No Brasil, seguindo a mesma linha do Direito francês, os primeiros
membros do Ministério Público eram integrantes do Judiciário designados para
exercer a acusação criminal perante os Juízos onde até então atuavam. São
exemplos disso a Constituição de 1824, que criou o Supremo Tribunal de Justiça
e os Tribunais de Relação, dentre cujos desembargadores eram nomeados os
Procuradores da Coroa, e a Constituição de 1891, que estabeleceu que o
Procurador-Geral da República seria indicado pelo Presidente da República,
devendo a escolha recair na pessoa de um Ministro do Supremo Tribunal Federal.

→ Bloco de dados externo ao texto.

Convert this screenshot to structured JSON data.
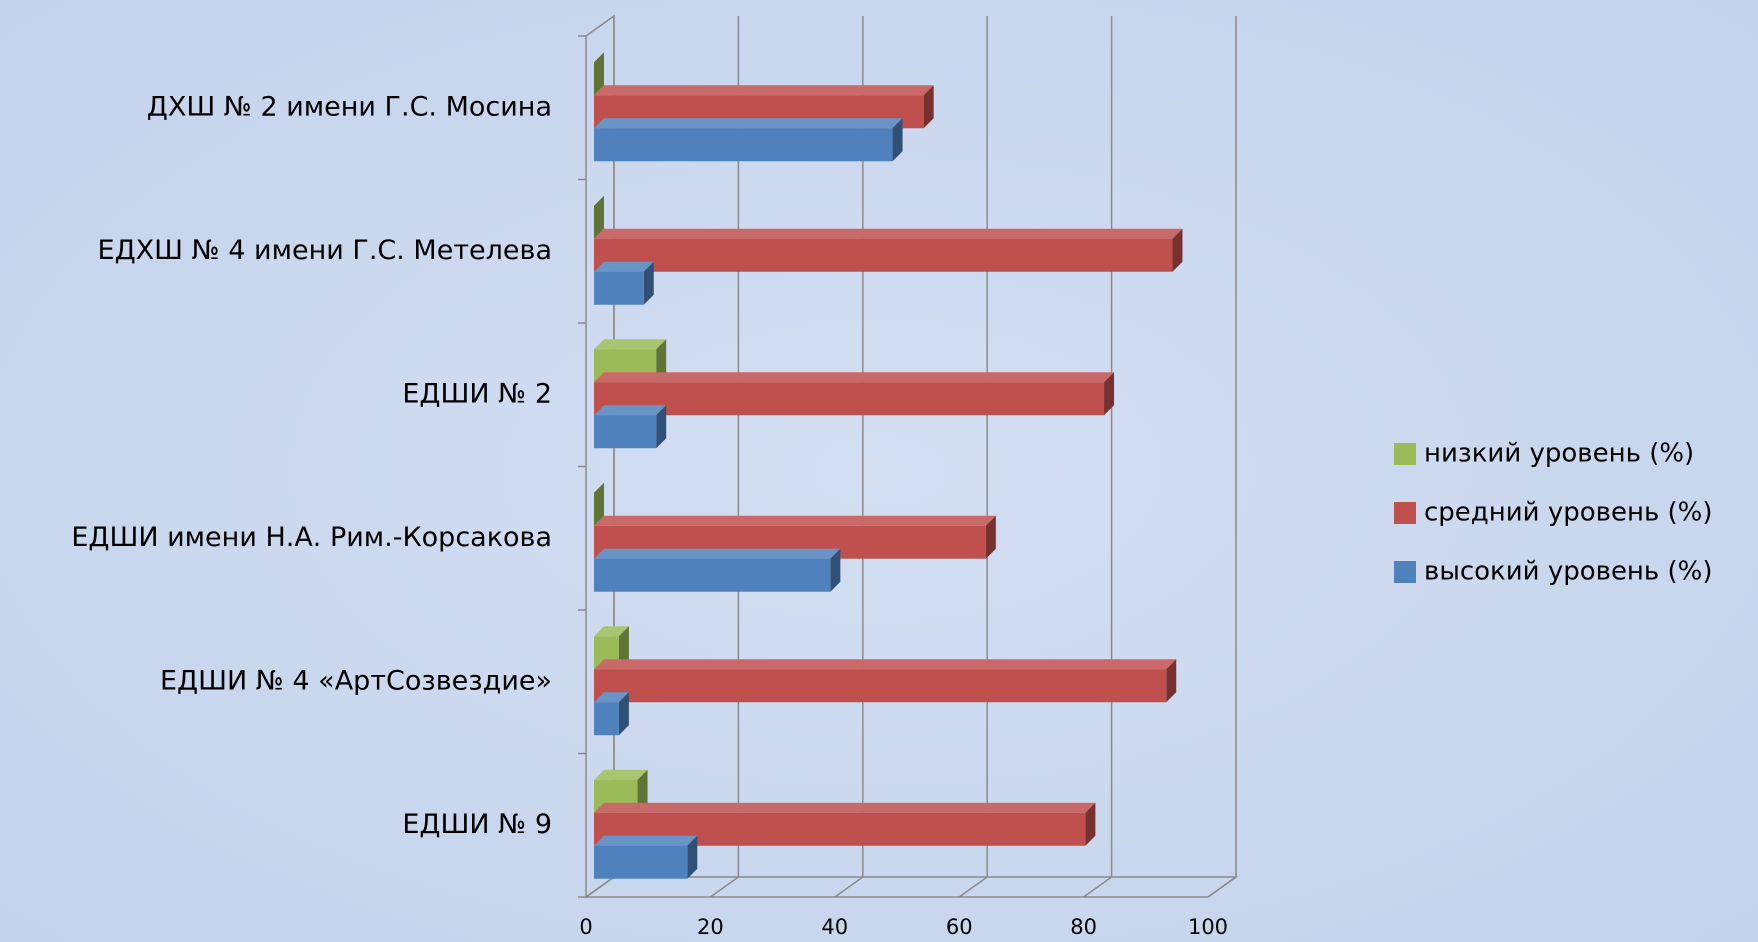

Nas constituições seguintes, conquanto a ele tenha sido dispensado um
arcabouço normativo significativamente inferior ao do Poder Judiciário, o
Ministério Público foi paulatinamente ganhando autonomia e feição próprias
enquanto instituição, até o advento da Constituição Federal de 1988, que o
colocou como “instituição permanente, essencial à função jurisdicional do
Estado, incumbindo-lhe a defesa da ordem jurídica, do regime democrático e dos
interesses sociais e individuais indisponíveis”. Seus membros e os do
Judiciário permaneceram ostentando garantias comuns, como independência
funcional, vitaliciedade, inamovibilidade e irredutibilidade de subsídios.
De “Procuradores do Rei”, os membros do Ministério Público passaram a
ser chamados Procuradores da República ou Promotores de Justiça, conforme
pertençam ao Ministério Público Federal ou Estadual, respectivamente. A atuação
dos mesmos não mais se restringe à de acusadores no processo criminal. Com
efeito, atuam agora, com amplos poderes, para prevenir, corrigir e coibir todos
os atos que infringem a lei e que atingem direitos pertencentes a toda a
coletividade – como os relativos ao meio ambiente, à probidade e à regularidade
no serviço público, à saúde, aos direitos do consumidores, dos idosos, deficientes,
crianças e adolescentes -, os quais não têm condições de serem defendidos a
contento, individualmente, pelas pessoas em geral.